There has been a metric ton of speculation around the Islanders since the summer, mostly around one central question: Are they any better today than they were at the final buzzer of the five-game loss to the Tampa Bay Lightning? Ask them, and they'll tell you they absolutely are.
''[The Lightning series] was frustrating, but you learn from it and you move on,'' Travis Hamonic told reporters at media day on Thursday. ''[To win a playoff series] was good for our team, for our fan base to see that and have an opportunity to win the first one in a long time.
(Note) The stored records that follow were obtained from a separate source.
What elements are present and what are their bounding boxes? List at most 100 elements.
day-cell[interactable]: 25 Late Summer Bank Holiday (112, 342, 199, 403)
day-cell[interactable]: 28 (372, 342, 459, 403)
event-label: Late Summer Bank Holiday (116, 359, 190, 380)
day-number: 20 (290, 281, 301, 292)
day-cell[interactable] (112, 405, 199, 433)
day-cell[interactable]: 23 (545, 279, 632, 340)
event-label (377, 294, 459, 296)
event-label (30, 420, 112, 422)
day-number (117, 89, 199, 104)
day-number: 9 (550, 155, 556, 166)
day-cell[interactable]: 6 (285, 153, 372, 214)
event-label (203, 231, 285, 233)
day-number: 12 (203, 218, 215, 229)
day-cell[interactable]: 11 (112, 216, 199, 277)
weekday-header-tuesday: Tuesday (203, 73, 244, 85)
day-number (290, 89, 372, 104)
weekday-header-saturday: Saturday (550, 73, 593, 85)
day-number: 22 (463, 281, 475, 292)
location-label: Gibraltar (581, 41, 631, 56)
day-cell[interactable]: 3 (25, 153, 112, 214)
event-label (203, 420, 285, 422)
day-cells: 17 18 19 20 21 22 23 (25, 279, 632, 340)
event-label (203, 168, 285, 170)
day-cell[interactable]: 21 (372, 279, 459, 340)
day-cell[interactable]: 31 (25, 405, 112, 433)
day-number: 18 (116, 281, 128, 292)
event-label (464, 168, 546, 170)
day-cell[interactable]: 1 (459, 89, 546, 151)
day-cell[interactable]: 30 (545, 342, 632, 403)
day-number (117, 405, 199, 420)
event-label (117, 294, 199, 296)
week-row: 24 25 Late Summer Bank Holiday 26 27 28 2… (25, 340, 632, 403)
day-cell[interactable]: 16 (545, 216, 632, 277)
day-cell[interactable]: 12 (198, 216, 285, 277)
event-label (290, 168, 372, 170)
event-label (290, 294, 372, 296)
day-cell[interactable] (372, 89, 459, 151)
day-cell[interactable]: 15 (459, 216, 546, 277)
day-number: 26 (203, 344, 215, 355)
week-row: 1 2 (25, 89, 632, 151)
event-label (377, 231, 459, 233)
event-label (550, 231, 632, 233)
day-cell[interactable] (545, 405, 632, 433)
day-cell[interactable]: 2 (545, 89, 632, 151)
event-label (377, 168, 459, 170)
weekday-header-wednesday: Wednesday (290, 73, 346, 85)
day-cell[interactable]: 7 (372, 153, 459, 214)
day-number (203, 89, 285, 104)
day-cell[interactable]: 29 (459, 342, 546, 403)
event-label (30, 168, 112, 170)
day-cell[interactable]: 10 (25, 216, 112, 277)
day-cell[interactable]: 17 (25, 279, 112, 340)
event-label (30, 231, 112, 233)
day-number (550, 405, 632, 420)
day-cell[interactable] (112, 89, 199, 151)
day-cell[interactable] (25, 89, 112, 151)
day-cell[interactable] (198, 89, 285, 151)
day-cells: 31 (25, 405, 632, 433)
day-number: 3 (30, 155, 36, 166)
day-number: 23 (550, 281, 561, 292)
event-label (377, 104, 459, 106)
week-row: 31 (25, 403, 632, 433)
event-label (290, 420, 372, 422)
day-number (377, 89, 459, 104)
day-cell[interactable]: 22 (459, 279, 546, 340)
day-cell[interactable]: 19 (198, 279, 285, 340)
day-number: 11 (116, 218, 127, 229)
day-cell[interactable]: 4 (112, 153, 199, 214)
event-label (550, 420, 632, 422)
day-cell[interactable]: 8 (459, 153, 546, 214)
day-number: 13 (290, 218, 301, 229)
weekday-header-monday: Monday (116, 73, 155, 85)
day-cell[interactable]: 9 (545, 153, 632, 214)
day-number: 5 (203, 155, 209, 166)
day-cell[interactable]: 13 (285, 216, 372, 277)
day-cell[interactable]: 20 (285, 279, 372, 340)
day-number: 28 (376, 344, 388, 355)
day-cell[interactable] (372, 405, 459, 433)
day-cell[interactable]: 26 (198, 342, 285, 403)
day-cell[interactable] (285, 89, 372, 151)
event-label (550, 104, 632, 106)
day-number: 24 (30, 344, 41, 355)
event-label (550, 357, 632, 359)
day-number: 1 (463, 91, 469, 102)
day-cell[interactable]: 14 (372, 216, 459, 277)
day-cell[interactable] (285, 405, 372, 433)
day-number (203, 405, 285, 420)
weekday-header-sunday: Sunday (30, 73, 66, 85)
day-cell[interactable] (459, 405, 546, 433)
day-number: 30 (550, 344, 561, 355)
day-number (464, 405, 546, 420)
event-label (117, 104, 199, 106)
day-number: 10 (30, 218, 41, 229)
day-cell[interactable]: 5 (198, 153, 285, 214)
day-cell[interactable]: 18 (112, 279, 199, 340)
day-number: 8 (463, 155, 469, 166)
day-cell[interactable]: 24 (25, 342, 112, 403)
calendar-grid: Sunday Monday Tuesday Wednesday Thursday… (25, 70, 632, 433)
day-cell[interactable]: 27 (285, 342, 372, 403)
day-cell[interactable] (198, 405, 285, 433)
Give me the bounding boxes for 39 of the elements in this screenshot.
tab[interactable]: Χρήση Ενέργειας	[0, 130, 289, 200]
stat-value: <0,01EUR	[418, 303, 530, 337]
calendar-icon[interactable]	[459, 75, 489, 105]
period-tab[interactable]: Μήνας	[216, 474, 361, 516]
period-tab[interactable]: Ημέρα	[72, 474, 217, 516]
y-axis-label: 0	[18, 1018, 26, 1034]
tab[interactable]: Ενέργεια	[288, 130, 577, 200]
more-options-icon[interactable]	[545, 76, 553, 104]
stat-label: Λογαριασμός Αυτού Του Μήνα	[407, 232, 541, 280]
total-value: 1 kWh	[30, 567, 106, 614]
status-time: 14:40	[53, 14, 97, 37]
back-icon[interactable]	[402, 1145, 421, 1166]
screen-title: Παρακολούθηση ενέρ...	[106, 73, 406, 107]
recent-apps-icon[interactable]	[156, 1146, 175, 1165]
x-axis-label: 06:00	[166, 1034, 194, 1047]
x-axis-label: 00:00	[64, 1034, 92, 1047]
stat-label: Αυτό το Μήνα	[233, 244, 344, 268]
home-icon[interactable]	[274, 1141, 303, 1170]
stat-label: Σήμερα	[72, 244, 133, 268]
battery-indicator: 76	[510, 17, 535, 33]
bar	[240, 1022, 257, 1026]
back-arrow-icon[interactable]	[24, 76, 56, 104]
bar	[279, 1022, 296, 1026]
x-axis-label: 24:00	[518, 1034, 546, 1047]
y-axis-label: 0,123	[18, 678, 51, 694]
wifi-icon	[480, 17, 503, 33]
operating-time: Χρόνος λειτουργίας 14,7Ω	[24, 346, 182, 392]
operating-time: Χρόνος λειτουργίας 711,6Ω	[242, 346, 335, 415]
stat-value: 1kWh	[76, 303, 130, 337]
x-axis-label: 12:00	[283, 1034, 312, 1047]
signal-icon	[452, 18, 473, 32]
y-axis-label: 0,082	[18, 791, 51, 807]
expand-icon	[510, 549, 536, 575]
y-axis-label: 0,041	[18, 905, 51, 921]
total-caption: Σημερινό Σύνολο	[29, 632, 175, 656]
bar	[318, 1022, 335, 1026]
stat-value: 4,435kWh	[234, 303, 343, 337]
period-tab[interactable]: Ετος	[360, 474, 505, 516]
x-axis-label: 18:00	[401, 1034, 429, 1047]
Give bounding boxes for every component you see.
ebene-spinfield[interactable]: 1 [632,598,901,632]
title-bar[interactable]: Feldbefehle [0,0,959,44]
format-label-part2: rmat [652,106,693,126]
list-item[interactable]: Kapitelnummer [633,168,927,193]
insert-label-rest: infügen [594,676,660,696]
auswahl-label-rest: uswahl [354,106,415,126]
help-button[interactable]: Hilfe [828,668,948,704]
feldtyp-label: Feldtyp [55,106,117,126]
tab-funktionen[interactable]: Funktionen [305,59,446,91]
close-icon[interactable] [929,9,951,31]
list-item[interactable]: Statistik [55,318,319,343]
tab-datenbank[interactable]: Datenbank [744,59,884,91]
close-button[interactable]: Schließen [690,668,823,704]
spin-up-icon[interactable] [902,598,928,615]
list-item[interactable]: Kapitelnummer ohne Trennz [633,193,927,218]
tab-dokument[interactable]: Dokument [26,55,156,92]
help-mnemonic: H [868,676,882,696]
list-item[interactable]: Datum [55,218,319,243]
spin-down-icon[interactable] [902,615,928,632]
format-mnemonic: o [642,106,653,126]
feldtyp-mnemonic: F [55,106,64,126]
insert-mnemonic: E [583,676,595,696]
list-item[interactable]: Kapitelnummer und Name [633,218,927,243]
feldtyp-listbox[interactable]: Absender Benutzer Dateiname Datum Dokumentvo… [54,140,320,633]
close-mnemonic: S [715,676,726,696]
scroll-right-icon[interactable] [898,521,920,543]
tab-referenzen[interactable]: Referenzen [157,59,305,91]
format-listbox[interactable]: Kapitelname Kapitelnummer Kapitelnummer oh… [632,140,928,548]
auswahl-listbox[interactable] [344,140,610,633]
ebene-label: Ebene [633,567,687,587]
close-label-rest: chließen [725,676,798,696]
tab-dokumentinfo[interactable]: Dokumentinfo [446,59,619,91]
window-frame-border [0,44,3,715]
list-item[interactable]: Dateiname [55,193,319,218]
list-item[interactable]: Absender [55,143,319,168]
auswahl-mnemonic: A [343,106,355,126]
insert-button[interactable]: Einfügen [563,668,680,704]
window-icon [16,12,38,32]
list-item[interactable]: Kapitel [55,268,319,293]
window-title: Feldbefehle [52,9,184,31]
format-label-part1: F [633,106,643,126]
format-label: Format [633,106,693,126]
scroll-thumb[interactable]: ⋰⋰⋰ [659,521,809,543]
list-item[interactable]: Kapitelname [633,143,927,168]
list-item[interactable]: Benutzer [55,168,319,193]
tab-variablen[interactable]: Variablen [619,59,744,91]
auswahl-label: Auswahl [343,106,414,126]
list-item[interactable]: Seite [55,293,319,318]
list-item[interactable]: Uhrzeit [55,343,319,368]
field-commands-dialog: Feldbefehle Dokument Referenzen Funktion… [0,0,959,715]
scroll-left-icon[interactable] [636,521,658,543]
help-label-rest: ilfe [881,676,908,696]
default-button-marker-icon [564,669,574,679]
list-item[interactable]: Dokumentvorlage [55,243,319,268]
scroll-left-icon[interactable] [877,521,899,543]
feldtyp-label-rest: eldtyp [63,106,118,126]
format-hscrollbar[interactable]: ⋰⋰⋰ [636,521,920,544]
It sets our bar and our expectations even higher.''
Whether this club that lost their best two-way forward, Frans Nielsen, one-third of their vaunted fourth line in Matt Martin, and their top line right winger Kyle Okposo, is actually closer to bringing a fifth Stanley Cup to Long Island is up for debate.
We've been over the potential sticking points time and time again. But the Isles are also a determined club, one faced with the looming hockey mortality of some of its core, and that can make for a very dangerous collection of guys.
For players like Johnny Boychuk and Andrew Ladd, they're probably on their last contracts of their career, with one more window of opportunity to get themselves another ring. Guys like Ryan Strome, Brock Nelson, and Anders Lee also have some soul-searching to do. While Nelson's final numbers (26 goals) and Lee's renaissance in the season's second half were encouraging, these are the young core players the Isles need to either step up or step off.
All those dynamics, coupled with what is shaping up to be an intense competition in goal between Jaroslav Halak and Thomas Greiss, could be the recipe for elevating their game to another level.
''I think everybody's excited to get on the ice together and start practicing and start the season,'' Boychuk said. ''We've made the playoffs two years in a row, and obviously want to get the third year and do better.''
Whether they will remains to be seen. But the Islanders have now officially moved the goalposts on themselves. No longer will a first round triumph feel like winning it all. They're past moral victories and battle levels.
While the hockey world debates whether they're good enough, the Isles believe, without a shadow of a doubt, that they are. It's almost time for them to go out and prove it.